Bitcoin creator reveals himself: Craig Wright

craigwright1An Australian cryptographer and entrepreneur named Craig Wright has outed himself to the world as Satoshi Nakamoto, the creator of Bitcoin.

Far from ending one of the tech world’s greatest mysteries, Wright’s claims have just fanned the flames of doubt, with many believing he him to be a hoax.

This isn’t the first time we’ve been told the mysterious Satoshi Nakamoto had been found. A couple of years back an overzealous Newsweek reporter claimed he’d tracked down the man behind Bitcoin. On that occasion the individual identified refuted the reporter’s claim. No denial’s on this occasion. Not from  Craig Wright anyway.

In interviews with three media organizations, the BBC, the Economist, and GQ Magazine Wright provided evidence backing up his claims. GQ are yet to publish their full story (aren’t they a fashion magazine anyway?), the BBC seem to think the story has legs, while the Economist is not entirely convinced…

“We are not so sure. Although they are not completely satisfactory, Mr Wright provided credible answers to the questions which were asked of him after he was outed last year. He seems to have the expertise to develop a complex cryptographic system such as bitcoin. But doubts remain: why does he not let us send him a message to sign, for example?”

Neither is the tech community.

Opinions at Reddit aren’t exactly divided – they range from mildly to scathingly skeptical.

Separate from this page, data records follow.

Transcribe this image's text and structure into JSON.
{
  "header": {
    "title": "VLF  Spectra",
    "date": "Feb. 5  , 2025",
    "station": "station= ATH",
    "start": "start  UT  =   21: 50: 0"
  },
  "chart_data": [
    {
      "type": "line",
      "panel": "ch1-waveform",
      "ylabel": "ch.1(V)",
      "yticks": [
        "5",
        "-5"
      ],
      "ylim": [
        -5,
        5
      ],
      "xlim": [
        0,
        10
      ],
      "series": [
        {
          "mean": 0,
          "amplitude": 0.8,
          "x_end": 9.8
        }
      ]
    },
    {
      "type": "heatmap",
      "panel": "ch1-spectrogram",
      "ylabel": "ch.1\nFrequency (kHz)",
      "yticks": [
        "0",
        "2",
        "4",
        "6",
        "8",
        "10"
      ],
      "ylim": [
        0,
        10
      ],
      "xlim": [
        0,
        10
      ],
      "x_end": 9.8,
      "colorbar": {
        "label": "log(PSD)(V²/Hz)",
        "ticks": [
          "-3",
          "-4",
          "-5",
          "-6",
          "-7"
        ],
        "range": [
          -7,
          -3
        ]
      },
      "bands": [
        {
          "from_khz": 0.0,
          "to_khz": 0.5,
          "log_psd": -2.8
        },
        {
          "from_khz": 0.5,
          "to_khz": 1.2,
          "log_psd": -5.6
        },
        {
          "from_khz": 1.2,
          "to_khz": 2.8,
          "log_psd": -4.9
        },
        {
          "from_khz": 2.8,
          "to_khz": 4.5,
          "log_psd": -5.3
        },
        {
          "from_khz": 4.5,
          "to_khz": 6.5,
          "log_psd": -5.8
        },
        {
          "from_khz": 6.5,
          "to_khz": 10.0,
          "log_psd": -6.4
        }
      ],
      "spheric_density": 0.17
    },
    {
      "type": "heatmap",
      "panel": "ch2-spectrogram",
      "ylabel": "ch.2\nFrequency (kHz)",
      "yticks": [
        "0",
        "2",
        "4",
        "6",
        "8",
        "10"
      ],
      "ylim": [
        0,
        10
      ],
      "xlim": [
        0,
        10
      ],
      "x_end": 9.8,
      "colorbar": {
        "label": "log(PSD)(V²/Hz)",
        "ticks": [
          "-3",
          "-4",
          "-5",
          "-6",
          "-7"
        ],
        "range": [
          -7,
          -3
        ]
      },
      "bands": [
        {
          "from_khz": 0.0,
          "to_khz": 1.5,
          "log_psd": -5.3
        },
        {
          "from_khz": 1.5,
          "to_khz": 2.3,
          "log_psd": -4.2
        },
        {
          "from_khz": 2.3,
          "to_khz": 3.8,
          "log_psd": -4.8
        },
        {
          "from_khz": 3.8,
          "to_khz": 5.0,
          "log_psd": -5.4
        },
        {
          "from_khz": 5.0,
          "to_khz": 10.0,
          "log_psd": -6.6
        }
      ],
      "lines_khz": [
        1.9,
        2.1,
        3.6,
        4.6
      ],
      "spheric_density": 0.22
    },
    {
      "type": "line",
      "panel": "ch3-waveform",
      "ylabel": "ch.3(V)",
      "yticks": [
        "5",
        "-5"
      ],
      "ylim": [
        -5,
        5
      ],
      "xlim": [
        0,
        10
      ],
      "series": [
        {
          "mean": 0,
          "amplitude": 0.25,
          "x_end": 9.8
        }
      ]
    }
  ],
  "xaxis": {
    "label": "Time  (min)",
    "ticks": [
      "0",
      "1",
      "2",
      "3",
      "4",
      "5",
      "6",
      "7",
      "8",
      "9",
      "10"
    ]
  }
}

The one fact that seems to have some in the know (Gizmodo and Wired for example) believing Wright could be legit, is that he has managed to convince Gavin Andresen.

Andresen is chief scientist at the Bitcoin Foundation, and was one of the first programmers working on Bitcoin with Satoshi. He corresponded with Satoshi more than anyone else during the cryptocurrency’s development, before the enigmatic creator decided to disappear altogether in 2011. Andresen’s opinion counts.

In a private meeting in a hotel room in London on 7 April, Wright proved to Andresen’s satisfaction that he was in possession of the cryptographic “private keys” attached to the some of the earliest Bitcoins created and known to still be owned by Satoshi Nakamoto. Andresen has since published on his website that, “I believe Craig Steven Wright is the person who invented Bitcoin.”

The manner in which Wright has revealed his identity hasn’t help silence the doubters. Apparently, it would be quite simple to publicly prove that you are Satoshi Nakamoto. You could either sell one of your earliest created bitcoins, or demonstrate possession of the private keys attached to these bitcoins by using them to digitally ‘sign’ a message. End of story.

Instead, Wright chose private, controlled forums to demonstrate his case…three of them with media outlets not exactly renowned for their cryptography expertise (I really thought GQ was a fashion magazine?). Even the Andresen meeting was open to manipulation some say (for example, the computer used for the test was provided by Wright’s assistant).

When Wright eventually decided to provide public proof this backfired. A blog post intended to prove possession of one of Nakamoto’s private keys was quickly found to do nothing of the sort. It was described by one programmer as, “flimflam and hokum which stands up to a few minutes of cursory scrutiny”.  Another described it as “intentional scammery”. Andresen himself is a bit mystified by the Wright post, calling it ‘funky’ in Reddit – but he still stands by his original opinion.

This story isn’t going to go away any time soon. The feeding frenzy has only just begun and despite Wright’s assertion to GQ that, “I’m not doing this to try and get in the media (even he must have realized the irony of that statement, made sitting in the offices of GQ magazine) we will be reading a  lot about this man, and whether he is or is not who is claiming to be.

If he is, as the owner of around 1 million bitcoins, he is worth somewhere in the vicinity of $450 million. If he is not, his motivation for inviting extreme scrutiny is hard to fathom. One theory already doing the rounds is that it could be related to an Australian Tax Office investigation.